If you’re one of the six million Slack users, you probably appreciate how the business and collaboration app has made your work life easier. A former Google and Foursquare exec, Noah Weiss is Slack’s Head of Search, Learning and Intelligence. His team is behind AI-powered features like message and channel prioritization, and smart search.
Responsible for powering one of the most popular business apps in the world, Weiss has a unique view into how people do their jobs. At a recent brunchwork at Galvanize, he shared his insights into the future of work and machine learning’s role.
1. Expertise wins over hierarchy.
From corporations to startups, everyone adheres to some form of organizational hierarchy. You might think that the org chart is indicative of workflow, but according to Weiss, that’s not the case.
Workflow has little to do with an org chart. Instinctively, when someone has a question or needs advice, they will go to the next person above them in the org chart. The problem is that person often does not have the expertise to answer.
”You might ask your boss, and they’d asked this friend in Zurich,” Weiss said. “A week later, you find the person you should actually talk to.”
Within an organization, a person’s expertise is more valuable than title. “The people who are within your Slack work space are highly motivated to help you because they’re coworkers.” When it comes to workflow, managers should examine: Who do people go to when they need help? Weiss’ team strives to shorten and improve workflow through technology. Last year, Slack rolled out an expert search tool that identifies the best contact person based on knowledge and experience.

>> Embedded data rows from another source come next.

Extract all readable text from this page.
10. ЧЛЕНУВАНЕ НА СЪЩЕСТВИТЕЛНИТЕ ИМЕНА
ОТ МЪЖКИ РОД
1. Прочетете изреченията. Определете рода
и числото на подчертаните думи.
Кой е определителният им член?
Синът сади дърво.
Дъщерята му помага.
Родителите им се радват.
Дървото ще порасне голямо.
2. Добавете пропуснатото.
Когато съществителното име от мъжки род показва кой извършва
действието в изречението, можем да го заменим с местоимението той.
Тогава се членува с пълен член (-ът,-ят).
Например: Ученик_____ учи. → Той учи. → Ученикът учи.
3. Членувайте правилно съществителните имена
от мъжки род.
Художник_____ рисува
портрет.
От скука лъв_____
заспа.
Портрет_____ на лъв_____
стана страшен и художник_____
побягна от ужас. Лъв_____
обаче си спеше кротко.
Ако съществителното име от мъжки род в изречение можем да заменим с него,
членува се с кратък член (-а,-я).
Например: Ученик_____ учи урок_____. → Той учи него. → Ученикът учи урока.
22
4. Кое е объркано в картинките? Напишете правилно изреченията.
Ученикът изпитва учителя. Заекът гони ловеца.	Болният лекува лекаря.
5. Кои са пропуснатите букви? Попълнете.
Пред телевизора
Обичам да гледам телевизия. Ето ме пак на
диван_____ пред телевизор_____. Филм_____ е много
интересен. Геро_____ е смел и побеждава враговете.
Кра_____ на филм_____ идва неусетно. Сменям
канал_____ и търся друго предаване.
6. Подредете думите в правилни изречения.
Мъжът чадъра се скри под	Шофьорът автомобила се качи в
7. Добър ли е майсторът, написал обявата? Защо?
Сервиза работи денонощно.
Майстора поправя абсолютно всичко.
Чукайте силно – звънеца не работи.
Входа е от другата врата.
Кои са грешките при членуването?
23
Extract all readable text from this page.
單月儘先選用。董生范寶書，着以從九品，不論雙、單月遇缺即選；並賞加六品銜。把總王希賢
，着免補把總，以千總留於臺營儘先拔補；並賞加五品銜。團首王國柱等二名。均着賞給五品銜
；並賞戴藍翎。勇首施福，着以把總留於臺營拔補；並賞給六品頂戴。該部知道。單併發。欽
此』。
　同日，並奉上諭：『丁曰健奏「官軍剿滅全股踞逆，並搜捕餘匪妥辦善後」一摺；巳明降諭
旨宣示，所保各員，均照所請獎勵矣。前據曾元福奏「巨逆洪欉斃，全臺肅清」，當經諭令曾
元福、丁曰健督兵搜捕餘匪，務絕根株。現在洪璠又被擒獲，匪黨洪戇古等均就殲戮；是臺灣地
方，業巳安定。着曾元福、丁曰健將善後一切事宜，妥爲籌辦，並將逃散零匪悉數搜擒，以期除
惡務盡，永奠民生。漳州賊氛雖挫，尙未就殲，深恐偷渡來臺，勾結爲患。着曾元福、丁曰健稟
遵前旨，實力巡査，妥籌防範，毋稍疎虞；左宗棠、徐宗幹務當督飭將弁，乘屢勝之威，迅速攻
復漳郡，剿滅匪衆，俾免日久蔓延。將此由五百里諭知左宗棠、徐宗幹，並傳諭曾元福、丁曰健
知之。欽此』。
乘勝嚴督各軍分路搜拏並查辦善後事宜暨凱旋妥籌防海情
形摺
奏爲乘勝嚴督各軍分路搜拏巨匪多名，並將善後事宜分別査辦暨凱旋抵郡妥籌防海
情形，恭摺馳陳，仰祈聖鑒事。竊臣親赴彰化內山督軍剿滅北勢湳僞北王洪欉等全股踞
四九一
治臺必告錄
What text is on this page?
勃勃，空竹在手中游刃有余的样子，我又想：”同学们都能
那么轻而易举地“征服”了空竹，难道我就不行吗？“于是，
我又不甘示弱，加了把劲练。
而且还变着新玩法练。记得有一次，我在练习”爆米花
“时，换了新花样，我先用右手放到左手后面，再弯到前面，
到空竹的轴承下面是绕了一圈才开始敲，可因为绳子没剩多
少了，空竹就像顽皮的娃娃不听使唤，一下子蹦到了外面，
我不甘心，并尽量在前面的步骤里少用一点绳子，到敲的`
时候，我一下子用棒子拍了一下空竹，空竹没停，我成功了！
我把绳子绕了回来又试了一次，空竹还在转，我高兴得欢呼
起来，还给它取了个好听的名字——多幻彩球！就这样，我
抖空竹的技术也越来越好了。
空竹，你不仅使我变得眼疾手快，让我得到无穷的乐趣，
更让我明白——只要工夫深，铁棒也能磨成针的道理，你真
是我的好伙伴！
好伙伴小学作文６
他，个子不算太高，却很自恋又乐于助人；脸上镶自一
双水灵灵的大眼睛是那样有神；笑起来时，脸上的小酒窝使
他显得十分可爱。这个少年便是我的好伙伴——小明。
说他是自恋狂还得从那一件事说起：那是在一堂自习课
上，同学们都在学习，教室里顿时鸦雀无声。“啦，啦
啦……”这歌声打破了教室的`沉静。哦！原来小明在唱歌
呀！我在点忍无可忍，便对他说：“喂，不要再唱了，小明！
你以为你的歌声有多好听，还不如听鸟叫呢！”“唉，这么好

2. Machine learning will battle information overload.
Transparency has become increasingly important. A motto at Slack is “Default to the most public possible means of communication.”
“Share things that are works in progress,” Weiss said. “Reveal things that are not fully thought through yet.”
On one hand, this approach humanizes managers because it shows that they don’t always have the answers and need support too. On the other, it provides a platform so that everyone can learn from a coworker’s experience.
Companies should be aware that adopting this level of transparency can be a double-edged sword. With all this knowledge sharing comes noise. Slack’s sophisticated search tool reduces noise by directing queries to the best positioned team member.